Picture credits: The Debian Logo belongs to the Debian project. Raspberry Pi and its logo are trademarks of the Raspberry Pi Foundation. The OpenSSH logo is copyrighted by OpenBSD. The wireless device is an icon from the Oxygen set of the KDE project provided under GNU LGPLv3.

 

Update: I forgot the icing on the cake: upgrading to Debian Jessie. Continue reading to learn a quick way to do it.

Upgrading from Wheezy to Jessie

Note: this section is kept for historical reason, or to get some inspiration for the next upgrade (like from Stretch to Buster, etc.). Raspbian has been released for Jessie and now Stretch already. This section was when Raspbian was only available for Wheezie and gave instructions how to perform already the upgrade to Jessie before Raspbian Jessie was officially released.

Upgrading Raspbian from Wheezy to Jessie is an easy task. But because things can always go wrong at unexpected times (e.g. power loss, bad SD card, cosmic ray, etc.), it is always advisable to take some precautions before undertaking such an upgrade. At a minimum, one should do a backup, but because they are many aspects to this, check the Debian extensive documentation on the preparation for an upgrade. I actually recommend reading this complete document before proceeding. If you have been modifying in-depth the inner of Raspbian, you should make sure everything is clean, take a special look at chapter 4.2 from the Debian Guide.

OK, now if you are born under a good star and don’t mind breaking your system, here are the quick and easy steps for upgrading Raspbian to Jessie. If you follow suite, it is at your own responsibility. The following sequence worked twice for me, your mileage may vary.

  1. Step: point your package manager to Jessie sources instead of Wheezy;
  2. Step: do a minimal upgrade to Jessie;
  3. Step: do a full upgrade o Jessie;
  4. (optional) Step: grad he latest Linux kernel for your Raspberry Pi.

But there is a step 0 first! I just explained before how to install Raspbian without a screen, so it means that you will still be headless when upgrading to Jessie. Being headless means you are going to do the upgrade via ssh, so if you lose the network you could break the update. So to avoid this you need to use a small tool, I recommend tmux, but if you are more comfortable with screen or byobu. So we will install and execute tmux, and then run all commands within tmux (for a good introduction to tmux check Arch Linux wiki).

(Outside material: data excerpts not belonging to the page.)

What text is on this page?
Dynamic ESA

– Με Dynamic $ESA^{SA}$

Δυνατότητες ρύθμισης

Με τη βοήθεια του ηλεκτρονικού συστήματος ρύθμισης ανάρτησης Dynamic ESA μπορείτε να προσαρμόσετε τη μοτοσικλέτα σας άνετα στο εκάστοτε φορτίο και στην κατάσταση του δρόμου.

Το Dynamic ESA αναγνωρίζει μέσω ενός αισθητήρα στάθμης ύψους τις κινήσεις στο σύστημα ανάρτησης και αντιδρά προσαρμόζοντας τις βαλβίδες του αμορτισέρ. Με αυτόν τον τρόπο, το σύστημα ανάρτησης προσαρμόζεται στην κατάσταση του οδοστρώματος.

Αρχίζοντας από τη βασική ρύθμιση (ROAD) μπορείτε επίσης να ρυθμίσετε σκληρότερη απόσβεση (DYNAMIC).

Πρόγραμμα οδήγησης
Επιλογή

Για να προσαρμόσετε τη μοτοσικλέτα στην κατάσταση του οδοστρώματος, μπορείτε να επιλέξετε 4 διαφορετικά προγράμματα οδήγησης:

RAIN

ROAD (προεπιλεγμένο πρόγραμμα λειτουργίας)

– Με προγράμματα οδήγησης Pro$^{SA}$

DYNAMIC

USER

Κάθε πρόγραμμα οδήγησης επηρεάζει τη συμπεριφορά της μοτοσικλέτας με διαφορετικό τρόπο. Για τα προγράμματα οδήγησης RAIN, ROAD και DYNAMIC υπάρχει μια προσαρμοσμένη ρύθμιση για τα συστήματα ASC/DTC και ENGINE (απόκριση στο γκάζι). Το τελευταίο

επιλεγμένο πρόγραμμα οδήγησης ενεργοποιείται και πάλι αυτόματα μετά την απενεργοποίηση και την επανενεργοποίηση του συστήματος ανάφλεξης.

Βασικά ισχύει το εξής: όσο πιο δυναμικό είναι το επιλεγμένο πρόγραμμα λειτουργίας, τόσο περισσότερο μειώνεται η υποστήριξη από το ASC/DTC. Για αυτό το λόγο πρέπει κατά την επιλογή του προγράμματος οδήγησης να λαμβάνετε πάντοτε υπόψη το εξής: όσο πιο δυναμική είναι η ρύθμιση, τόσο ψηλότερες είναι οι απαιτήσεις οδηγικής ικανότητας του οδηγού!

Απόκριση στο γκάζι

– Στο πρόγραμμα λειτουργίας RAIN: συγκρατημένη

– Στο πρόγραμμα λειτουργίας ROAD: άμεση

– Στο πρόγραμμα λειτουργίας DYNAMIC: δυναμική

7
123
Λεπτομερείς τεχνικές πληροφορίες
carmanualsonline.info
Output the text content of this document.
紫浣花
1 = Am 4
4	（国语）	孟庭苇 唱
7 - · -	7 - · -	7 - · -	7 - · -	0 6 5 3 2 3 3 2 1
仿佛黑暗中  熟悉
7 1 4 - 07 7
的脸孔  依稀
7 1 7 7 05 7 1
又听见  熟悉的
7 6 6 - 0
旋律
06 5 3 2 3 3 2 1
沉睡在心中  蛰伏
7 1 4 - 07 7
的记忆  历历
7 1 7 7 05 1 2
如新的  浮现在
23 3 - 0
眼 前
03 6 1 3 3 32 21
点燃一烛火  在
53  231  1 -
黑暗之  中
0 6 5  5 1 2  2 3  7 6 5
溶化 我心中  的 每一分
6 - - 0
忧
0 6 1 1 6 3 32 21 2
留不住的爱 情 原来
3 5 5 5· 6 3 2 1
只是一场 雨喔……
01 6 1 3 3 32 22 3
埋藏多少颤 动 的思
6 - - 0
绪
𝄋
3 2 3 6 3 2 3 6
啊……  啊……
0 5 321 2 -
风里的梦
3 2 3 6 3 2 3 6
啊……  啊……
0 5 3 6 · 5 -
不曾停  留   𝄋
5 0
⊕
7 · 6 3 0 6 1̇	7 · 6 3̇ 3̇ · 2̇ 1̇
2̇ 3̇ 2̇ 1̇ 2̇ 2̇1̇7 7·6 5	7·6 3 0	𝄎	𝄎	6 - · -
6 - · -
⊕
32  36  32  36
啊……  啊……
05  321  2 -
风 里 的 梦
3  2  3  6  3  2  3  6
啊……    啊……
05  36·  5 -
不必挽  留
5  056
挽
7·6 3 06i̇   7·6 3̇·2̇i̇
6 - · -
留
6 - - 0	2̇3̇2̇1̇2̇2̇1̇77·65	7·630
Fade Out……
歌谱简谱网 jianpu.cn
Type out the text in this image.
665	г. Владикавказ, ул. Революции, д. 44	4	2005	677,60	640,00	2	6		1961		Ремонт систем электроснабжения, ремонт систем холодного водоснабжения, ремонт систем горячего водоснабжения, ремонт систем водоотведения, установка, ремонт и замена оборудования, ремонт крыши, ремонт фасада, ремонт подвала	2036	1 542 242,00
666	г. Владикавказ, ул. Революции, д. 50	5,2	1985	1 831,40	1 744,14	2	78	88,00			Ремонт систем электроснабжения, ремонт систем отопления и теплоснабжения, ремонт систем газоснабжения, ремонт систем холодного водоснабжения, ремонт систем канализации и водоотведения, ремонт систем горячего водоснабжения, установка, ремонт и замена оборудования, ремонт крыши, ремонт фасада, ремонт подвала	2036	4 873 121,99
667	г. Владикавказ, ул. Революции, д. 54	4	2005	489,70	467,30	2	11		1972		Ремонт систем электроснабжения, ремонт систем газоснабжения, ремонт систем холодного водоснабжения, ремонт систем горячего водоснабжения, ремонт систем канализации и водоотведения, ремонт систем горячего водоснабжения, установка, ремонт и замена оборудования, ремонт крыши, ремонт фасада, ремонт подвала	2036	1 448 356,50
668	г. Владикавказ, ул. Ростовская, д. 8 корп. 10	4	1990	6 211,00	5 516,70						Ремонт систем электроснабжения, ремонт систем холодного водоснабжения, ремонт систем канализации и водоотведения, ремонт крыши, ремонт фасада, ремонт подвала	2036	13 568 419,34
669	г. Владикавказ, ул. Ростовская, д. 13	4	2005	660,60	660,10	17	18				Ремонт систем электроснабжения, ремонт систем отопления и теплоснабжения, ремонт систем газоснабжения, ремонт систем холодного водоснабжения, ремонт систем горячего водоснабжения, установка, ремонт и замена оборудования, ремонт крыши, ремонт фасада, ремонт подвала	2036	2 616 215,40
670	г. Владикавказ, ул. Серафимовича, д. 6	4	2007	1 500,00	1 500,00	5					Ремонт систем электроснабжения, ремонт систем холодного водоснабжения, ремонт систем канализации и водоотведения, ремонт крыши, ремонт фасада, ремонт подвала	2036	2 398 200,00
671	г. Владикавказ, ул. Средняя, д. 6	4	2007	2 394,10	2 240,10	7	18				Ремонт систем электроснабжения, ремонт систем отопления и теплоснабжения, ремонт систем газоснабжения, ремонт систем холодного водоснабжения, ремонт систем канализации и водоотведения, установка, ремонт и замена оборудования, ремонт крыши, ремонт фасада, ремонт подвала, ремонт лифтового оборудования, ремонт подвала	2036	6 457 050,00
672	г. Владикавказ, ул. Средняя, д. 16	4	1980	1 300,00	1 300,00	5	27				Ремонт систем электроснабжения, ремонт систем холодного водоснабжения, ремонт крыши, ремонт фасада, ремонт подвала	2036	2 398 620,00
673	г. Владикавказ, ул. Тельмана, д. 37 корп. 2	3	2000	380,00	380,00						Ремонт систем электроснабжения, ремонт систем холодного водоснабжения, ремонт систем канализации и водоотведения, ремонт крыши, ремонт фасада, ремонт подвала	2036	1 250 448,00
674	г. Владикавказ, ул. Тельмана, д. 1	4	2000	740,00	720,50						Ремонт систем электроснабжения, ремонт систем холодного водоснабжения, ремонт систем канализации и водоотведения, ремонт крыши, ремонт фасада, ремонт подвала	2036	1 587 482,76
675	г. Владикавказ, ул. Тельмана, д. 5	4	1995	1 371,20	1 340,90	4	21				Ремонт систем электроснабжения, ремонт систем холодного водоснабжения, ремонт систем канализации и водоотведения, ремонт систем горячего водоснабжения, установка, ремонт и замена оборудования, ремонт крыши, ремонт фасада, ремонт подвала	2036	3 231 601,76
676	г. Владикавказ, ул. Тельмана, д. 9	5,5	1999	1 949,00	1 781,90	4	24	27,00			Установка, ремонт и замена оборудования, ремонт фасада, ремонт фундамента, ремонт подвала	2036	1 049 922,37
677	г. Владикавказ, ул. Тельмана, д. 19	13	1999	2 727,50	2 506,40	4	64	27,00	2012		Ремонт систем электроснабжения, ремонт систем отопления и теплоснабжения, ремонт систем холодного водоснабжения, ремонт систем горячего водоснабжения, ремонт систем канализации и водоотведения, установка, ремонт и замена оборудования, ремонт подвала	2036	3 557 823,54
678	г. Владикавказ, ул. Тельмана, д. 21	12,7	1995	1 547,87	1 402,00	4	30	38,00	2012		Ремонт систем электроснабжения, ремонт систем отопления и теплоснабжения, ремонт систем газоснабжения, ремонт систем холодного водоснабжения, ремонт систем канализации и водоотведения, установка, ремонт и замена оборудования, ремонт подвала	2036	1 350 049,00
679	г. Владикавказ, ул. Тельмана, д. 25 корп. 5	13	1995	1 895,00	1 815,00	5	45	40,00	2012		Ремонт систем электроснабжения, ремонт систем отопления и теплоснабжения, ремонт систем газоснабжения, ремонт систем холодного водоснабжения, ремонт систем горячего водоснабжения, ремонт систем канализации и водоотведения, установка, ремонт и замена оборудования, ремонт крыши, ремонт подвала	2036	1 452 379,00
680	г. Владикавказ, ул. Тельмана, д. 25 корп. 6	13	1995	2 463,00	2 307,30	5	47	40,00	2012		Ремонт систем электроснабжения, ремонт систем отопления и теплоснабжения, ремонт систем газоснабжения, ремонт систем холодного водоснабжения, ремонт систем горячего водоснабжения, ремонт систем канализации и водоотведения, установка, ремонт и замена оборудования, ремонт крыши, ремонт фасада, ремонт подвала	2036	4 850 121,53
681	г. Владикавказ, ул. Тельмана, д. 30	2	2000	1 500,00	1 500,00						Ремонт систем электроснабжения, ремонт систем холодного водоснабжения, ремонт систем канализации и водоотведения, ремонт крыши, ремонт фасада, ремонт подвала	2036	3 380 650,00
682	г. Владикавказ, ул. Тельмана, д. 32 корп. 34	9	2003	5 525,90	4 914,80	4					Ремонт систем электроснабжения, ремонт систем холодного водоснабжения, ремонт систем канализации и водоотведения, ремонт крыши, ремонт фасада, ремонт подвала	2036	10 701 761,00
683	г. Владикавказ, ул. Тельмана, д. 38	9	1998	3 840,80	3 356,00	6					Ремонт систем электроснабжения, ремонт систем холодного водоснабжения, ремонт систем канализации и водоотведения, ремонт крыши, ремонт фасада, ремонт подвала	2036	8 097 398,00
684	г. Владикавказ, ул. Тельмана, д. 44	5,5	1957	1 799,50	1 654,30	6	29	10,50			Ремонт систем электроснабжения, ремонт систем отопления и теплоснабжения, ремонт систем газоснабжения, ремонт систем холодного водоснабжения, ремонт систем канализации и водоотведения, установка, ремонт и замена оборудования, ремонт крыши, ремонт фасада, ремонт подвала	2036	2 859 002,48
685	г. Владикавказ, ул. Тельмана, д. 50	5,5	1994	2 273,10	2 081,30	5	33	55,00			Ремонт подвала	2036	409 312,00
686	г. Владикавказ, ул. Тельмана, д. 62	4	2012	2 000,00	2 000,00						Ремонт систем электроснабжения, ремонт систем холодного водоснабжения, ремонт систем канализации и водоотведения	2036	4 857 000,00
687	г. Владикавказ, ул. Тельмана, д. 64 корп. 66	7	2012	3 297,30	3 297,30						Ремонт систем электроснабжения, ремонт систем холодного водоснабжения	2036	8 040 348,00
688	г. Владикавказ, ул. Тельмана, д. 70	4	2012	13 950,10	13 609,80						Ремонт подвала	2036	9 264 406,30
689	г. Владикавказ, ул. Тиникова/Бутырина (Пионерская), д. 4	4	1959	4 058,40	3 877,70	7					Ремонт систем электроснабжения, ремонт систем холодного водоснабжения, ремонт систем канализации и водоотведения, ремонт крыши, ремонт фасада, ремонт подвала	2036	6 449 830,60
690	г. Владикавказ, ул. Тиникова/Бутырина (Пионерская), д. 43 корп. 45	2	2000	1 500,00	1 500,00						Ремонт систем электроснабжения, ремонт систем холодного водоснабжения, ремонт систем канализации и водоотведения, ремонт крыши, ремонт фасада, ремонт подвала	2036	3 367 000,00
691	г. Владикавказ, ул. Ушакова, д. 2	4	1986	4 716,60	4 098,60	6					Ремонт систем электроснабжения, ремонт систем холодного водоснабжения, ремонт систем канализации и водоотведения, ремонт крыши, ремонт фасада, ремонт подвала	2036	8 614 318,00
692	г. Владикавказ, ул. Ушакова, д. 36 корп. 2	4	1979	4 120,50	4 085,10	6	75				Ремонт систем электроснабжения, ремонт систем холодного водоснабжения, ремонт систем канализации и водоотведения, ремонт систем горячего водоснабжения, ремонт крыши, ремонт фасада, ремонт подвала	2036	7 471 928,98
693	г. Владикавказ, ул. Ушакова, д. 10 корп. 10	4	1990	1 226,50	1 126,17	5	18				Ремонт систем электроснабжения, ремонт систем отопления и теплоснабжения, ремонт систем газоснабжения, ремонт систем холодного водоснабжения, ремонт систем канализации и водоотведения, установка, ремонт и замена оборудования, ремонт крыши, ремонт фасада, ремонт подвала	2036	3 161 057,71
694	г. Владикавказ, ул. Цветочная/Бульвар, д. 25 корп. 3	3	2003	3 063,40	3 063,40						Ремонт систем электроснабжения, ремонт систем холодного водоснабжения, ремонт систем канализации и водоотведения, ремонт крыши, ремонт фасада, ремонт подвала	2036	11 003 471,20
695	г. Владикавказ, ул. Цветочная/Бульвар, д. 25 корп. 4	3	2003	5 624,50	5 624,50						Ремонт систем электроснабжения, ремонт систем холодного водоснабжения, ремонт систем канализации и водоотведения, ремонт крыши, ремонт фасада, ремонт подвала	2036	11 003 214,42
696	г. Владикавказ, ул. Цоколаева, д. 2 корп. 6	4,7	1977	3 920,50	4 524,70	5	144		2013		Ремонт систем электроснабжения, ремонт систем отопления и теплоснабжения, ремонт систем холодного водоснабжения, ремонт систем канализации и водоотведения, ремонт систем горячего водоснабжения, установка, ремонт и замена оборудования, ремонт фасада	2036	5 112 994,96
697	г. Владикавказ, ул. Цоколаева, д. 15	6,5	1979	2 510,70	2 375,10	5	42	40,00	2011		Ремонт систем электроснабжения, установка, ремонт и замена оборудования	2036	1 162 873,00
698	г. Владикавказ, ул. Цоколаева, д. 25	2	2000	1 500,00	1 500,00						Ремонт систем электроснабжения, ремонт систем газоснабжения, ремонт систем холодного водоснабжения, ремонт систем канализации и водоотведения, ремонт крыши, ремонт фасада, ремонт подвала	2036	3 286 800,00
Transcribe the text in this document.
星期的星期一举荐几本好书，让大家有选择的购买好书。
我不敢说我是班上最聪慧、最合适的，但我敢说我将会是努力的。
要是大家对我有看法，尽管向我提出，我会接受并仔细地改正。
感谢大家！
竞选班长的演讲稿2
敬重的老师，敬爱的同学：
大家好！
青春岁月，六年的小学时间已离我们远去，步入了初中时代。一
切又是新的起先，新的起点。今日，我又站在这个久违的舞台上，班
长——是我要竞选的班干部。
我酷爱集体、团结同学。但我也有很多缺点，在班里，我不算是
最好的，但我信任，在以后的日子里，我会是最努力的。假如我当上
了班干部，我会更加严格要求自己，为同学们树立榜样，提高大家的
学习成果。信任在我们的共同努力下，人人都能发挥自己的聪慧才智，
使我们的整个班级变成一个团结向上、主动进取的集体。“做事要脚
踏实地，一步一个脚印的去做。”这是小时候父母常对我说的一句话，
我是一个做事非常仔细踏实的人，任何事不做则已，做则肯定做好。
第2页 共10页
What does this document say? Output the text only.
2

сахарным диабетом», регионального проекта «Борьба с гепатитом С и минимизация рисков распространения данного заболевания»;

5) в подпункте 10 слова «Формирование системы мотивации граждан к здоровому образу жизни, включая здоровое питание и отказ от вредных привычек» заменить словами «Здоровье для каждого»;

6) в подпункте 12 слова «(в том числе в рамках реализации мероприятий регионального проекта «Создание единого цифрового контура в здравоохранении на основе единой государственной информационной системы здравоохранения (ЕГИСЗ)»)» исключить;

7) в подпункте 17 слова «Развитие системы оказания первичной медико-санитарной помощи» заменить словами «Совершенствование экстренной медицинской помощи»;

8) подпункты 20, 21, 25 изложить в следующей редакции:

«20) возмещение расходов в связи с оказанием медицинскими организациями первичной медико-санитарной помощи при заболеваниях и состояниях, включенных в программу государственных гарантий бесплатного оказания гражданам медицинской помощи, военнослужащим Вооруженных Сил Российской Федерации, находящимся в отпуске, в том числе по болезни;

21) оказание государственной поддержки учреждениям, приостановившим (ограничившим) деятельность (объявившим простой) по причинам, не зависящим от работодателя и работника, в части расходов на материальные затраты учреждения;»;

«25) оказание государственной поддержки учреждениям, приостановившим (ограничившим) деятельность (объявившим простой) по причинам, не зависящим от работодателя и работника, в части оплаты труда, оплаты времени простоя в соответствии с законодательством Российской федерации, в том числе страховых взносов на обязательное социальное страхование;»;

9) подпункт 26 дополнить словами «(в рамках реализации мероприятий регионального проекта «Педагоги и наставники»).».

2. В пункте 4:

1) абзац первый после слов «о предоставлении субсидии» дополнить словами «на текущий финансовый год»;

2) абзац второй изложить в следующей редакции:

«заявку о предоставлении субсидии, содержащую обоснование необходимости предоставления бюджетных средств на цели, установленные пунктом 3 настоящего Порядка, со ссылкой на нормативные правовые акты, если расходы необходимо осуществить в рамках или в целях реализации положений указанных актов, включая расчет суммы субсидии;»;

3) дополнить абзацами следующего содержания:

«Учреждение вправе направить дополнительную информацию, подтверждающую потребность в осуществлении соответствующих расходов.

$ sudo apt-get install tmux
$ tmux
$ sudo sed -i s/wheezy/jessie/g /etc/apt/sources.list
$ sudo sed -i s/wheezy/jessie/g /etc/apt/sources.list.d/raspi.list

You should check that under /etc/apt/sources.list.d/ there aren’t any other .list files which would need to be changed as well. You could use the above command, but no all third-party lists have upgraded to Jessie (e.g. Collabora still does not have a repository for Jessie). So check each of your added third-party list if they provide a new URL for Jessie or not. Now the next commands shall be executed sequentially and do not do the next command if one fails!!

$ sudo apt-get update
$ sudo apt-get upgrade
$ sudo apt-get dist-upgrade
$ sudo reboot
$ tmux
$ sudo rpi-update

If the last command was successful and installed a new Linux kernel (also called firmware by the tool), then please reboot again.

During the installations, it might be possible that you are prompt to solve a conflict for modified configuration files. You can either keep your file as they are, or use the package maintainer versions. For files you haven’t modified, it can be a good advice to choose the package maintainer version, with one notable exception /etc/dphys-swapfile you should keep your local changes, it is the swap configurations and it was carefully tuned my Raspbian to fit better with the Raspberry Pi hardware.

Debian 8 JessieYou should after all this effort have a nice Raspberry Pi running Debian Jessie with the latest Linux kernel.